Bu formülün hakem sorununa, şiddete nasıl bir faydası olacak bilmem ama Şampiyonlar Ligi’nden elenen Galatasaray’a faydası saymakla bitmez. Hızır gibi yetişti maşallah.

Kopenhag’dan yorgun ve moralsiz dönen Galatasaray, Sivas deplasmanına cezalı Muslera’sız gidecekti. Bunun yerine iki gün daha dinlenip evinde Karagümrük’le oynayacak. Hem de Muslera’lı. Hay Maşallah.

Önceki gün TFF Bilgi Bankası, kart cezalarının 10 Ocak'taki erteleme maçında çekileceğini gösteriyordu. Canımız ciğerimiz, her şeyimiz, Galatasaray’ımız nasıl Sivas deplasmanına Muslera’sız gider? Olmaz öyle şey. Muhtemelen Erden Timur, Yusuf Günay ve Mehmet Büyükekşi oturdular, şıppadanak bu sorunu da çözdüler. Bir taşla üç kuş vurdular; maşallah, maşallah, maşallah.
Kuş bir, TFF Bilgi bankası bir kez daha güncellendi; Cezalar ilk resmi maçta çekilecek. Yani Muslera, Karagümrük'e karşı cezalı. Sivas deplasmanında oynayacak.
Kuş iki; Karagümrük'ün cezalı üç oyuncusu normalde Kayserispor'a karşı cezalı olacaktı, ama şimdi Galatasaray'a karşı oynayamayacak.
Kuş üç; Galatasaray 10 Ocak’ta Sivas’a gittiğinde Sivas’ın 4 oyuncusu Afrika Kupasına gitmiş olacak. Bre Maşallah.

Sonra da Büyükekşi diyor ki; biz futbolu yönetiyoruz. Evet, bir şeyler yönetiyorsunuz da o futbol değil, meftunu olduğunuz, “canınız, ciğeriniz, her şeyiniz” Galatasaray’ın menfaatleri. Oysa her adımınız adil olmalı, haksızlığın, tesadüf olduğunu savunamazsınız. Tesadüf bile olsa, haksızlığa izin vermeyeceksiniz. Ama zaten varlığınızın sebebi buysa, sizi Galatasaray, Başakşehir, Gaziantep dışında destekleyen kalmamışsa, buna rağmen siz o koltukta oturmaya kararlıysanız, eliniz mecbur kararlarınızda adaleti değil menfaatleri kovalayacaksınız. Ne kadar dayanabileceksiniz, göreceğiz. Ama tribünlerin tepkilerine bakarsak işiniz zor. Galiba Galatasaray stadı dışında topluca tribün protestosu yemeyeceğiniz yer yok gibi. Böyle giderse pek çok başkana parmak sallamanız gerekecek.

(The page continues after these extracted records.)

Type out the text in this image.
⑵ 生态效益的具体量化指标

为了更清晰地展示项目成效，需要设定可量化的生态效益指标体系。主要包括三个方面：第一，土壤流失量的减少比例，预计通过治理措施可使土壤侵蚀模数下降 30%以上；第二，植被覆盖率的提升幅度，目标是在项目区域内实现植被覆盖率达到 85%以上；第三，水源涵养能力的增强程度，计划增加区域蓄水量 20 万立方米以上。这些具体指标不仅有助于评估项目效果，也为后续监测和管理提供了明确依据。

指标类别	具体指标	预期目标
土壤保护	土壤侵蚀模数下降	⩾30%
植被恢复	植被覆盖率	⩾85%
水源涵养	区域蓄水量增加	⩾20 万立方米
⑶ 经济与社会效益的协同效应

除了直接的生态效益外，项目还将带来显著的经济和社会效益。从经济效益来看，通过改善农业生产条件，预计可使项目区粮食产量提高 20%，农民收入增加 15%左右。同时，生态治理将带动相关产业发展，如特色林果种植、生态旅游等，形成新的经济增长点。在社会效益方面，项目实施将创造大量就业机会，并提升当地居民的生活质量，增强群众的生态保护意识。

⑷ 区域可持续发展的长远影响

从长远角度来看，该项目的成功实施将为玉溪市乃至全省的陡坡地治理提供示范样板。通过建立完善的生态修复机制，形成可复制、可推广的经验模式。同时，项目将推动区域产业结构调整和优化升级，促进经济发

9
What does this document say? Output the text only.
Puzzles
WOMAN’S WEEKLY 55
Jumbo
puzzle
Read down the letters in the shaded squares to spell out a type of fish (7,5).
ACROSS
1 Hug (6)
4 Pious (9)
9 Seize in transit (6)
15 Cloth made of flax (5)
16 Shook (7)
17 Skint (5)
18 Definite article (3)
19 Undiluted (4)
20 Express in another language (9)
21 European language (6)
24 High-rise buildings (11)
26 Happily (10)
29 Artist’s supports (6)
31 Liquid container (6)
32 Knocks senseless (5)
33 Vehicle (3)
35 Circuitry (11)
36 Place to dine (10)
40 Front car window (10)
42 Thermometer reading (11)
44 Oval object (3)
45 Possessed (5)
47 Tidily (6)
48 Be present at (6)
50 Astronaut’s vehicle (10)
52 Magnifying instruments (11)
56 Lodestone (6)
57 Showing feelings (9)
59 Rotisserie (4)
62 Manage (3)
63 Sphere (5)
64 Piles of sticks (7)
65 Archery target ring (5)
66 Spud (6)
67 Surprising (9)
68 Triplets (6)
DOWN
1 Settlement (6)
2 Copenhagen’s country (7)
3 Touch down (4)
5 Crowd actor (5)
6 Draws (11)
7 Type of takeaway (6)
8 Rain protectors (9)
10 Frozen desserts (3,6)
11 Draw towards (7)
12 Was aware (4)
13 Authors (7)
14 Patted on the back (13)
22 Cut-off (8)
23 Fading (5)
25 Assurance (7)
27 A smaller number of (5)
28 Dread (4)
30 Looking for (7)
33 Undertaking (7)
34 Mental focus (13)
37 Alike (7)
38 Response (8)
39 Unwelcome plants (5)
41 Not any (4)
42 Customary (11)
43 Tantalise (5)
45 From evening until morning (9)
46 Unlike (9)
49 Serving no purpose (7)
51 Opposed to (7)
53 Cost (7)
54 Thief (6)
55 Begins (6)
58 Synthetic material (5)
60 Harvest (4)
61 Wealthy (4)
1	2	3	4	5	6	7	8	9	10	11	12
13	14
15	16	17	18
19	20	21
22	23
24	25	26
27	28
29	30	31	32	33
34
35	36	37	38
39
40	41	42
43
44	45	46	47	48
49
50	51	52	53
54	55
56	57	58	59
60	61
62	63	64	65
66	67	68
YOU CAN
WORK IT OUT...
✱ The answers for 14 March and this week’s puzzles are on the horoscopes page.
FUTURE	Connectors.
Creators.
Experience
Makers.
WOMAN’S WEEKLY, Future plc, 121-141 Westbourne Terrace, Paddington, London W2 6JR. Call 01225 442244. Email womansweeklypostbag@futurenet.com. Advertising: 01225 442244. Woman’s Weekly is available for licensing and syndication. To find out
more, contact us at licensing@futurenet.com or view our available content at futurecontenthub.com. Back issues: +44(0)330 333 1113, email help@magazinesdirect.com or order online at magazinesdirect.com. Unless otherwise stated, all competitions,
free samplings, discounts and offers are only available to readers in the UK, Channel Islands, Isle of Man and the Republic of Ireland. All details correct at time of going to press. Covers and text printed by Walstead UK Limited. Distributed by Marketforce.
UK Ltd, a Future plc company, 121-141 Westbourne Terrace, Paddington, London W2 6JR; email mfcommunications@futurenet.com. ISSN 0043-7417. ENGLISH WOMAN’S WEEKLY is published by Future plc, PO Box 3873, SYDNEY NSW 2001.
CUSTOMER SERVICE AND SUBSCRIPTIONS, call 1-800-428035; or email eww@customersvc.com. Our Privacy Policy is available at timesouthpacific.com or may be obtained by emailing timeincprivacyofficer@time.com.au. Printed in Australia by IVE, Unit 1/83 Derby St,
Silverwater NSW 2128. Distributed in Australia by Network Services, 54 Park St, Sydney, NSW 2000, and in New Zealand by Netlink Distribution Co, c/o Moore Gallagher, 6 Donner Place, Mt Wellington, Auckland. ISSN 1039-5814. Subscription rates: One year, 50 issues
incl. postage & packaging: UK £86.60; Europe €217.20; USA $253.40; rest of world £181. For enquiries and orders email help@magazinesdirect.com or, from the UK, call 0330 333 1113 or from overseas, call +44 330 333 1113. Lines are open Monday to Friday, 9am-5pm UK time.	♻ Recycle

Spartak Trnava maçına gelirsek, İsmail Kartal’ın maç öncesi dediği gibi Fenerbahçe’nin bir özür borcu vardı, onu ödemeye çıktılar. Çoktan garantilemiş olmaları gereken gruptan çıkabilmek için galibiyet gerekiyordu. İsmail Hoca da bunun için rotasyondan vazgeçmiş kaleci hariç ideal kadroyu kullanmıştı.

Kadıköy’de futbol ziyafeti vardı. Başta Ferdi ve Dzeko olmak üzere tüm oyuncular yeteneklerini pırıl pırıl sergilerken, takım oyununun da nefis bir örneğini izledik.
İlk yarı yaratılan 10’dan fazla pozisyonda sadece tek bir gol bulabilmek enteresandı. Şu an Türkiye’de forma giyen futbolcuların en iyisi kabul edilen Ferdi, klasına yakışır bir gol attı da ilk 45 dakika boşa gitmedi.

Fenerbahçe ikinci yarının hemen başında peş peşe üç gol daha bulurken Ferdi olağanüstü işler yaptı. İki gol atıp bir de penaltı alan Dzeko da yine sahanın her yerindeydi. Bir başka başarılı isim ise 4 gol yemesine rağmen 8 net pozisyonu kurtaran Slovak kaleci Takaç oldu.

Fenerbahçe, her oyuncusunun görevini eksiksiz yaptığı bu farklı galibiyetle gruptan lider olarak çıktı. Sarı Lacivertliler özür borçlarını ödediler biz de kabul ettik. Teşekkürü hak ettiler.